The Patrie trail climbs up onto a high ridge of overburden which provides good views of the quarry and buildings.

Trail B ascends along the northwest end of the overburden dump. The distinctive ridges were formed by workers dumping overburden from rail cars along both sides of a track, then moving the track to one side and repeating the process.

Trail B then climbs to a spot overlooking of Fiborn Pond. Originally the pond was a cedar swamp and the stumps left from logging the cedars are still visible. Dams were built at both the southeast end of the pond and on Canyon Creek to keep water out of the quarry by directing it to the Flat Creek sinkhole (see Sinkhole Trail guide). Beavers live in the pond. Their trails and aspen cuttings are visible along Trail B. The southeastern dam is visible where Trail B turns to descend along the edge of the woods back to rejoin the Patrie trail at the southeast end of Zone 4.

Zone 5: Southeastern Trail B junction to Marker 4. Last quarrying and small caves.

The trail passes an overlook with a bench where the last quarrying was done prior to 1955 and a very disturbed area where rail cars passed to carry overburden to the dump. Small openings into Bad Breath Cave can be seen below the trail.

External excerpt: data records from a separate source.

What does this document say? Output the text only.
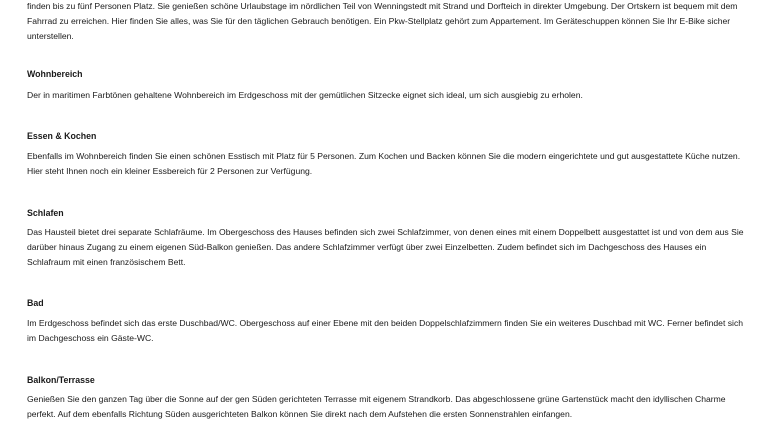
finden bis zu fünf Personen Platz. Sie genießen schöne Urlaubstage im nördlichen Teil von Wenningstedt mit Strand und Dorfteich in direkter Umgebung. Der Ortskern ist bequem mit dem Fahrrad zu erreichen. Hier finden Sie alles, was Sie für den täglichen Gebrauch benötigen. Ein Pkw-Stellplatz gehört zum Appartement. Im Geräteschuppen können Sie Ihr E-Bike sicher unterstellen.

Wohnbereich

Der in maritimen Farbtönen gehaltene Wohnbereich im Erdgeschoss mit der gemütlichen Sitzecke eignet sich ideal, um sich ausgiebig zu erholen.

Essen & Kochen

Ebenfalls im Wohnbereich finden Sie einen schönen Esstisch mit Platz für 5 Personen. Zum Kochen und Backen können Sie die modern eingerichtete und gut ausgestattete Küche nutzen. Hier steht Ihnen noch ein kleiner Essbereich für 2 Personen zur Verfügung.

Schlafen

Das Hausteil bietet drei separate Schlafräume. Im Obergeschoss des Hauses befinden sich zwei Schlafzimmer, von denen eines mit einem Doppelbett ausgestattet ist und von dem aus Sie darüber hinaus Zugang zu einem eigenen Süd-Balkon genießen. Das andere Schlafzimmer verfügt über zwei Einzelbetten. Zudem befindet sich im Dachgeschoss des Hauses ein Schlafraum mit einen französischem Bett.

Bad

Im Erdgeschoss befindet sich das erste Duschbad/WC. Obergeschoss auf einer Ebene mit den beiden Doppelschlafzimmern finden Sie ein weiteres Duschbad mit WC. Ferner befindet sich im Dachgeschoss ein Gäste-WC.

Balkon/Terrasse

Genießen Sie den ganzen Tag über die Sonne auf der gen Süden gerichteten Terrasse mit eigenem Strandkorb. Das abgeschlossene grüne Gartenstück macht den idyllischen Charme perfekt. Auf dem ebenfalls Richtung Süden ausgerichteten Balkon können Sie direkt nach dem Aufstehen die ersten Sonnenstrahlen einfangen.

Zone 5 ends at the south end of the quarry. Quarry Cave on Sinking Creek is in the woods adjacent to the level area overlooking the quarry (permission is required to enter this cave). Sinking Creek disappears in the cave and resurges from the broken rock piled up against the quarry wall. It flows a short distance across the quarry floor and disappears into a sinkhole. This sinkhole was dug to the water table without finding any further passage.

Zone 6: Marker 4 to Marker 5. Quarry floor, sinks and buildings.

From Marker 4 you can see buildings to the northwest. This is where you are headed, but it is almost impossible to go directly there and keep your feet dry except in the driest weather. The safe route is to follow the rough road (closed to vehicles) down the hill and through the quarry. This road will "T" into another road; turn left toward the buildings. Marker 5 will be on the right side of this road just before the buildings. A patch of trees to the south, across the road, contains a sinkhole into which water flows. What remains of the quarry works are the foundation for the crusher and the railcar shop. (Information about the history of Fiborn Quarry is available at the History Pavilion, at the end of the trail.)

The trail climbs out of the quarry and continues northwest beyond the buildings to Marker 6 and, after a final short forested stretch, joins Norton Camp Road. Turn left and walk a short distance to the History Pavilion.